The last year of the Phil Jackson-Carmelo Anthony war was brutal to witness as Jackson went to the playbook and unleashed all of his smug venomous back handed slaps to try to wear Carmelo down so he would flee New York and the Knicks could truly begin their rebuilding, highlighting Kristaps Porzingis as the face of the team. That Jackson had to resort to Plan B was necessary because Jackson wholly mismanaged Plan A when he, for no reason that makes any sense, gave Carmelo Anthony a no-trade clause. Meaning he gave Carmelo more power than anyone in the Knicks organization.
Professional sports is the one industry in which talented labor consistently has power over management and are able to dictate based on their desires and interests. It is especially true in the NBA where elite stars determine success and lack of stars trigger failure. It’s not a secret who holds all the cards and the most shrewd NBA players use it to their advantage.
No trade-clauses are the territory of the super elite, the first ballot Hall of Famers. Kobe had one. LeBron had one.
Carmelo had done nothing in his career to warrant a guarantee that he would not be traded, that he was that extraordinary and would stay that way. That is the inherent problem with no trade clauses, the error in calculation. You are asking for disaster two or three years down the line because the negotiator doesn’t consider the impact of time. Today is not tomorrow. Things change.
No trade clauses are shallow ankle bracelets that keep stars attached to their team of choice. However, like a failed marriage, there is a day of reckoning when the no-trade clause has to be adjudicated. The player wins The team loses.
There is no way for the team to get the value they need for a star when he gets to pick and choose where he wants to go.
Shaq didn’t have a no-trade clause and the Lakers were able to get Lamar Odom. Pau Gasol didn’t have a no-trade clause and Memphis obtained his brother Marc. Carmelo’s no trade clause hasn’t netted them much but it wasn’t for lack of trying.
The Knicks wanted Trevor Ariza and Eric Gordon for Carmelo. That was never going to work. Ariza and Gordon are foundational to D’Antoni’s shoot it or move it system. Take Ryan Anderson or you are out of luck, so said Daryl Morey.

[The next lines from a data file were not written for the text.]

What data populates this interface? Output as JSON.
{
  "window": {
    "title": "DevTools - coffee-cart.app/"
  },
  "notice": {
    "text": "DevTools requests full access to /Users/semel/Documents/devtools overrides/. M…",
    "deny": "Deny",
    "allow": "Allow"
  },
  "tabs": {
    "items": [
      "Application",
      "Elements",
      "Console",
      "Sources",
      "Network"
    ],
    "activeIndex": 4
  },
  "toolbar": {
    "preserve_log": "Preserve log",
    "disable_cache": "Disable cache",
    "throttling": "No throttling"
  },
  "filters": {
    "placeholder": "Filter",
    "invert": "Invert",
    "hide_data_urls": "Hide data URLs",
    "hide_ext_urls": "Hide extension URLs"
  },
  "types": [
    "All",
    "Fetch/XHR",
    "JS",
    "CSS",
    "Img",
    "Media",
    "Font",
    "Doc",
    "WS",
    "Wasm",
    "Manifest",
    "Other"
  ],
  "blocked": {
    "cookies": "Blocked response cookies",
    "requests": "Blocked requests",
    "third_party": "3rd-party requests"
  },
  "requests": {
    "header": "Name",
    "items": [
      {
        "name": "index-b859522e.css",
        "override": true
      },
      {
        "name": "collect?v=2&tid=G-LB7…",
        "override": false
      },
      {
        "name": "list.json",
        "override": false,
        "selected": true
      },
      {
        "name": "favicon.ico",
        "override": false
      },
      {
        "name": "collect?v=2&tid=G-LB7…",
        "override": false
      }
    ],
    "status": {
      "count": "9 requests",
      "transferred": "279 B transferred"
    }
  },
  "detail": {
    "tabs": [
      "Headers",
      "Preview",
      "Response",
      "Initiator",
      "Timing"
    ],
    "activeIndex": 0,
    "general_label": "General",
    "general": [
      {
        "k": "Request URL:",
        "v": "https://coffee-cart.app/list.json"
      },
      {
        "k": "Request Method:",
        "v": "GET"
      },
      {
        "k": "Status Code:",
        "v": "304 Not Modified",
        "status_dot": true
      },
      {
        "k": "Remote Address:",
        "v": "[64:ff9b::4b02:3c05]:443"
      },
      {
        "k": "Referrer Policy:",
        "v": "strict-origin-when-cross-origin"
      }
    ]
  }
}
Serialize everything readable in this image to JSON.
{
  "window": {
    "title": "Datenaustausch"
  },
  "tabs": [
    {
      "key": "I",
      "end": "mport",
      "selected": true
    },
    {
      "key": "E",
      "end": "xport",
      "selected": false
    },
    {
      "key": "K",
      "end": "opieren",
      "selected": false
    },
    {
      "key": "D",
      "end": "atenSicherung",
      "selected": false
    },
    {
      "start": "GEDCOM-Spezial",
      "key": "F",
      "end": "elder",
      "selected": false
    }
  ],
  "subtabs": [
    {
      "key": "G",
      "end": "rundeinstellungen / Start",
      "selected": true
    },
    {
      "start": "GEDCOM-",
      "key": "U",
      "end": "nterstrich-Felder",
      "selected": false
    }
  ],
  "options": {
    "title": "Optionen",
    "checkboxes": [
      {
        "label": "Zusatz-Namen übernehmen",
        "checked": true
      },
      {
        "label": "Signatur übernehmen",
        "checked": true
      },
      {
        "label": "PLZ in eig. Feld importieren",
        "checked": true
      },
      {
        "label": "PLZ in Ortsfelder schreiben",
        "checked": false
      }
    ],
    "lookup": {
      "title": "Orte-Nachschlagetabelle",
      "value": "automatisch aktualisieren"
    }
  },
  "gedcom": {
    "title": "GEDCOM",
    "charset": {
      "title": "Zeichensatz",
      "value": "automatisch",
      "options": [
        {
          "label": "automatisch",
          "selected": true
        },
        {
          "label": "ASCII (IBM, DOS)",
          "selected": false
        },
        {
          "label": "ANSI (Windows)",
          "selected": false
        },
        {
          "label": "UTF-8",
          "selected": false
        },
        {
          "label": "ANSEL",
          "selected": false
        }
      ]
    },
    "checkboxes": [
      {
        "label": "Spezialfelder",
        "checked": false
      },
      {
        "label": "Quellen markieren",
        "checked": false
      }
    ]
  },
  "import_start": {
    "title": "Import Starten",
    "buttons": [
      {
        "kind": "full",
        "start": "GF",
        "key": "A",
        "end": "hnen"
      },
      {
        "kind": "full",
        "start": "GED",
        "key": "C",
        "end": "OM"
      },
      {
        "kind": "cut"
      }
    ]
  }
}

The Cavaliers, as of a few days ago, were willing to give up Channing Frye and Iman Shumpert and a second rounder. The Knicks wanted the Brooklyn lottery pick, which may in fact be the first pick. The Knicks were laughed at. Carmelo is on the back end of his career. He can’t defend, his scoring leans more towards three point shooting and he is an apathetic rebounder. He is deserving of a late first rounder or second rounder, not a lottery pick.
Then the Thunder entered the equation. And the Knicks had to bite. They couldn’t have Melo in training camp on Monday. It would have been a colossal embarrassment for the organization and a cautionary tale of incompetence that seems to follow the Knicks around like a ghost they cannot bury.
Of course, Melo complicated it with his no trade clause. Portland was a buyer with assets but Carmelo didn’t want to go to Portland. The Knicks were forced to take the worst defensive players at their position in Enes Kanter and Doug McDermott. The leftovers and crumbs are as follows: The Knicks are Doug McDermott’s third team in three years and he never rebounds. Enes Kanter has in the paint scoring talent but plays lazy when he has to guard someone. And a second round pick. That’s the haul for Melo, a once superstar who still gives 20 points a game, though his numbers have descended the past two seasons, particularly the way he rebounds.
|2016-17||Points||Rebounds||Offensive Rating||Defensive Real Plus-Minus|
|Enes Kanter (OKC)||14.3||6.7||116||63rd (C)|
|Doug McDermott (Chicago, OKC)||6.6||2.2||112||70th (SF)|
|Carmelo Anthony (New York)||22.4||5.9||108||65th (SF)|
If NBA owners operated under the premise of hindsight, the no-trade clause would be put in the same time warp bucket as the red, white and blue ABA basketball and brutalizing players on the way to the rim. But no such luck. Owners foam at the mouth for stars and when they have one they are desperate to keep a player and make a bargain they can’t control on the back end. They lack the self awareness to look at the economic damage of what is waiting around the corner. Their greed will sabotage them.
By himself, Carmelo kept the Knicks full rebuild on the shelf. It starts Monday. Two years too late.